The Communist Party of the United States of America (CPUSA) was formed on September 1, 1919, as a breakaway party from the Socialist Party of America following the success of the Russian Revolution. The CPUSA played an active role in labor unions for multiple decades and saw membership reach around 75,000 by 1938. Many communists were elected before World War Two and their most successful presidential ticket saw William Z. Foster receive 103,307 votes in the 1932 presidential election. However, following World War Two the CPUSA saw membership decline due to the Red Scare and government suppression to the point of less than 10,000 in 1957, with over 1,500 being FBI informants.
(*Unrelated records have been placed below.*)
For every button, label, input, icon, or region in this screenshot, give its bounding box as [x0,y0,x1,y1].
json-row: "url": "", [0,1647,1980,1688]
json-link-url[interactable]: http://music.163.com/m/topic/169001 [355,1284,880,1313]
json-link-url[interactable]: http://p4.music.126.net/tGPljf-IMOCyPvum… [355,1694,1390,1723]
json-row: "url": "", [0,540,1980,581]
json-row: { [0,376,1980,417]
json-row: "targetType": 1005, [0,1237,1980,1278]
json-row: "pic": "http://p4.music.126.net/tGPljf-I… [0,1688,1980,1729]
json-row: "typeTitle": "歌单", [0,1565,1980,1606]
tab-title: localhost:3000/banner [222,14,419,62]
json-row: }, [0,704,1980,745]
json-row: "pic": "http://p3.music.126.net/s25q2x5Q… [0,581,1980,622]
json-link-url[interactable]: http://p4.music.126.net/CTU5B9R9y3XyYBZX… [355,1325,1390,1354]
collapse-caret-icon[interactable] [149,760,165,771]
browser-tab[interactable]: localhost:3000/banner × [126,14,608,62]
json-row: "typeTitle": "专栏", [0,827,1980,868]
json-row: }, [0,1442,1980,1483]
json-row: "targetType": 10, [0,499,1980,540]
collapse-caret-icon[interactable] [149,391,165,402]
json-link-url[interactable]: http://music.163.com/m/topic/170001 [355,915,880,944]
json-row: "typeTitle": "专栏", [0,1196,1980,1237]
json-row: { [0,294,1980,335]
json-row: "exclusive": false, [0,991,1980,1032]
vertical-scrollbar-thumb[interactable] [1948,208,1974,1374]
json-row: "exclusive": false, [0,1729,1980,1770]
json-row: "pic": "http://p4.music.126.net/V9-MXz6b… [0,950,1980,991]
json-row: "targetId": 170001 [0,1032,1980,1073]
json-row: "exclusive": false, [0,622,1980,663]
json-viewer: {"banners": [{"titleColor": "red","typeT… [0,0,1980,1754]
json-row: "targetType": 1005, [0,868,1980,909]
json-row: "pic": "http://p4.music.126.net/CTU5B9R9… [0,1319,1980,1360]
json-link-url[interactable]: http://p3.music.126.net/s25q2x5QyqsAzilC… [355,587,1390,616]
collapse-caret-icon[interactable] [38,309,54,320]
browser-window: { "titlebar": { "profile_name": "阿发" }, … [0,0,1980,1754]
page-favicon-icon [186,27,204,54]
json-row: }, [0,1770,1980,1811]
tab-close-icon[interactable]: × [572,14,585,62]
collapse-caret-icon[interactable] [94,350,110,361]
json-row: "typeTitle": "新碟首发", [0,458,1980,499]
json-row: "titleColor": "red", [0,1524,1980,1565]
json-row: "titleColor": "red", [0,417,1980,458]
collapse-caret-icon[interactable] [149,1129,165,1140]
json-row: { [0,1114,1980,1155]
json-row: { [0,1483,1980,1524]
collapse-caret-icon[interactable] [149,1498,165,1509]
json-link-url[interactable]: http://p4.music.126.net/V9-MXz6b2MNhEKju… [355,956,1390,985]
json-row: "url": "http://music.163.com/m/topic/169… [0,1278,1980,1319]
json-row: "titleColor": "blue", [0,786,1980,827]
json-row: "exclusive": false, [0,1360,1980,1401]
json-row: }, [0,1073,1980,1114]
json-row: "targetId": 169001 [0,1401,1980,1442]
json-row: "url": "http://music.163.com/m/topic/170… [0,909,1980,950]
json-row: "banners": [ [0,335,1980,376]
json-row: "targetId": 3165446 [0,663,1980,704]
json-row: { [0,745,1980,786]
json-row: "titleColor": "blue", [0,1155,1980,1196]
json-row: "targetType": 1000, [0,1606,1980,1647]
The CPUSA remained a small political force in the United States with their best presidential result following World War Two being 58,709 votes in 1976. The CPUSA lost its support from the Soviet Union in 1989, and saw further decline following the fall of the Soviet Union. The party has rarely run candidates since the 1990s.
However, in recent years the CPUSA has been more successful electorally. A member of the CPUSA served on the St. Louis Board of Aldermen from 1983 to 2002, Denise Winebrenner Edwards served on the Wilkinsburg, Pennsylvania city council from 1999 to 2010, and since 2019, and Wahsayah Whitebird has served on the Ashland, Wisconsin city council. Whitebird’s victory was rather impressive due to him defeating the president of the city council. Now the party is planning to start running candidates for office again starting with local elections in either 2022 or 2023. The CPUSA has also seen its membership increase in recent years with membership rising to between 5,000 and 10,000.
The party has decided to go in this direction due to the success of progressive organizations such as Our Revolution and DSA. The new guide by the CPUSA was drafted by the Political Action Commission on February 22, 2021, and was presented to the National Board on April 7.
The guide was welcomed by district leaders and has ten points of recommendation as follows:
“1. Include discussion on running candidates as part of the overall discussion on building the Party.
2. Have as a goal running where possible. especially in local elections. There should be collaboration between the National Party and the districts and clubs.
3. Possibly concentrate nationally on one or two candidates where we go all out to win and put resources into campaigns.
4. Develop guidelines for how to consider a candidacy and a collective process of deciding how, who, and where to run and carry out the effort. This should include connections to local struggles and relationship building. It also should include collaboration between local and national Party organization in decision making.
5. Develop a national platform which can be adapted to state/local conditions.
6. School for candidates: develop guidelines and work with candidates on how to run — Voter registration, education, engagement and turnout, fund-raising, status of public financing, social media, concentration, research, positions on issues, greater visibility (e.g., testifying at state and/or local public hearings), etc. — use 2021 to prepare and educate our candidates. It often takes running more than one time to get elected. We want to win, but running itself is a learning experience.
7. Reestablish Progressive Public Officials, a network of those who hold elected and appointed public office who are in and around us, as a way of mutual support and action on policy.
8. Hold a discussion on voter suppression, which would include the question of voter intimidation and develop a program to democratize our election laws.
9. Study where are the main local elections we can run in 2022 and 2023.
10. Maintain the sub-committee on Communist candidates as part of the Political Action Commission to help carry out these recommendations.”